Skolemization is a technique for eliminating quantifiers; that is,
replacing existentially-bound variables with names, leaving all
remaining variables implicitly universally bound.

We begin with two observations.  First,
it is common in mathematics for free variables to be interpreted as
universally bound.  For example::

   x + y = y + x

may be interpreted as::

   forall x forall y [x + y = y + x]

The second observation is that names
might be interpreted as existentially bound variables.
For example, consider "Fido is a dog.  Fido barks.  Fido does not like any cat."
We might treat this as::

   exists Fido [
       dog(Fido) & barks(Fido) & forall c [
           cat(c) -> -likes(Fido,c)
       ]
   ]

Note that the "name existential" *must* take wide scope
over "real" quantifiers: we do not want a different Fido for each cat.

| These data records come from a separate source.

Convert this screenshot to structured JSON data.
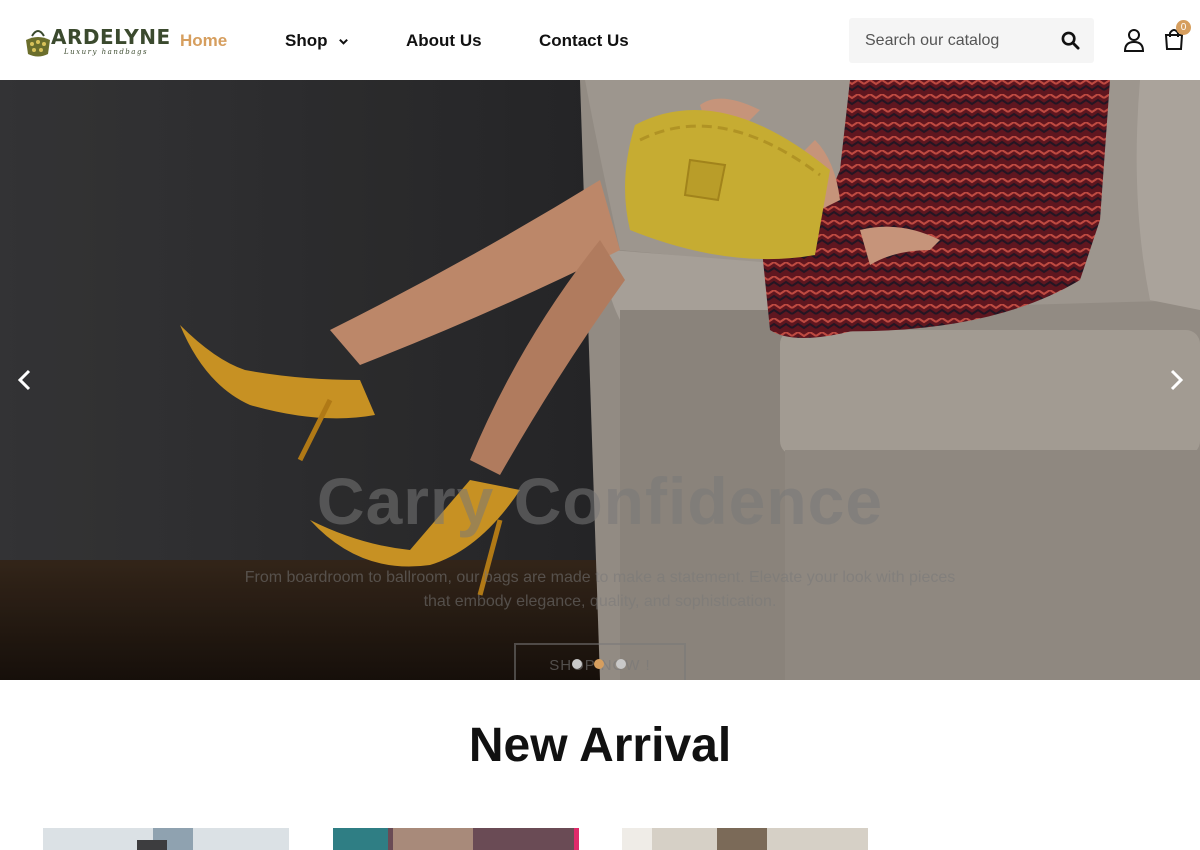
{
  "brand": {
    "name": "ARDELYNE",
    "tagline": "Luxury handbags"
  },
  "nav": {
    "items": [
      {
        "label": "Home",
        "active": true
      },
      {
        "label": "Shop",
        "has_dropdown": true
      },
      {
        "label": "About Us"
      },
      {
        "label": "Contact Us"
      }
    ]
  },
  "search": {
    "placeholder": "Search our catalog",
    "value": ""
  },
  "cart": {
    "count": "0"
  },
  "hero": {
    "title": "Carry Confidence",
    "subtitle": "From boardroom to ballroom, our bags are made to make a statement. Elevate your look with pieces that embody elegance, quality, and sophistication.",
    "cta_label": "SHOP NOW !",
    "slides_total": 3,
    "active_slide": 2
  },
  "new_arrival": {
    "title": "New Arrival"
  },
  "colors": {
    "accent": "#d69e5e",
    "text": "#111111",
    "logo": "#3b4a2e"
  },
  "icons": [
    "logo-bag-icon",
    "chevron-down-icon",
    "search-icon",
    "user-icon",
    "cart-icon",
    "chevron-left-icon",
    "chevron-right-icon"
  ]
}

We can use these observations to eliminate (some) quantifiers.
Consider "a cat chases every dog"::

   exists c [
       cat(c) & forall d [
           dog(d) -> chases(c,d)
       ]
   ]

We can turn *c* into a name, and allow "forall d" to be implicit::

   cat(C) & [ dog(d) -> chases(C,d) ]

Now of course there is a second reading for the sentence::

   forall d [
       dog(d) -> exists c [
           cat(c) & chases(c,d)
       ]
   ]

In this reading, there is a different cat for each dog.
That is, the cat *C* is **a function of** *d*::

   dog(d) -> cat(C(d)) & chases(C(d), d)

This is the key idea of Skolemization.

The general rule is this:
we replace each existentially bound variable *y* with a **Skolem function**
:math:`Y(x_1,\ldots,x_n)`,
where :math:`x_1,\ldots,x_n` are the universals that have wider scope than *y*.
Then we can delete quantifiers.  All remaining variables are
interpreted as universally bound.


Resolution theorem proving
--------------------------

Let us consider some common rules of inference.
The first is modus ponens, which takes the following form::

   forall x [human(x) -> mortal(x)]
   human(Socrates)
   ----------------
   mortal(Socrates)


The second is modus tolens::

   forall x [human(x) -> mortal(x)]
   -mortal(Zeus)
   ----------------
   -human(Zeus)

A third is reasoning by case::

   murderer(Jeeves) v murderer(Smith)
   -murderer(Jeeves)
   -----------------
   murderer(Smith)

All of these rules of inference (and many others) have a common form,
which becomes even more explicit if we express them in
**conjunctive normal form** (CNF).  In CNF, expressions are
transformed to a conjunction of disjunctions, and variables are
understood as universally bound::

   forall x [P(x) -> Q(x)] -> -P(x) v Q(x)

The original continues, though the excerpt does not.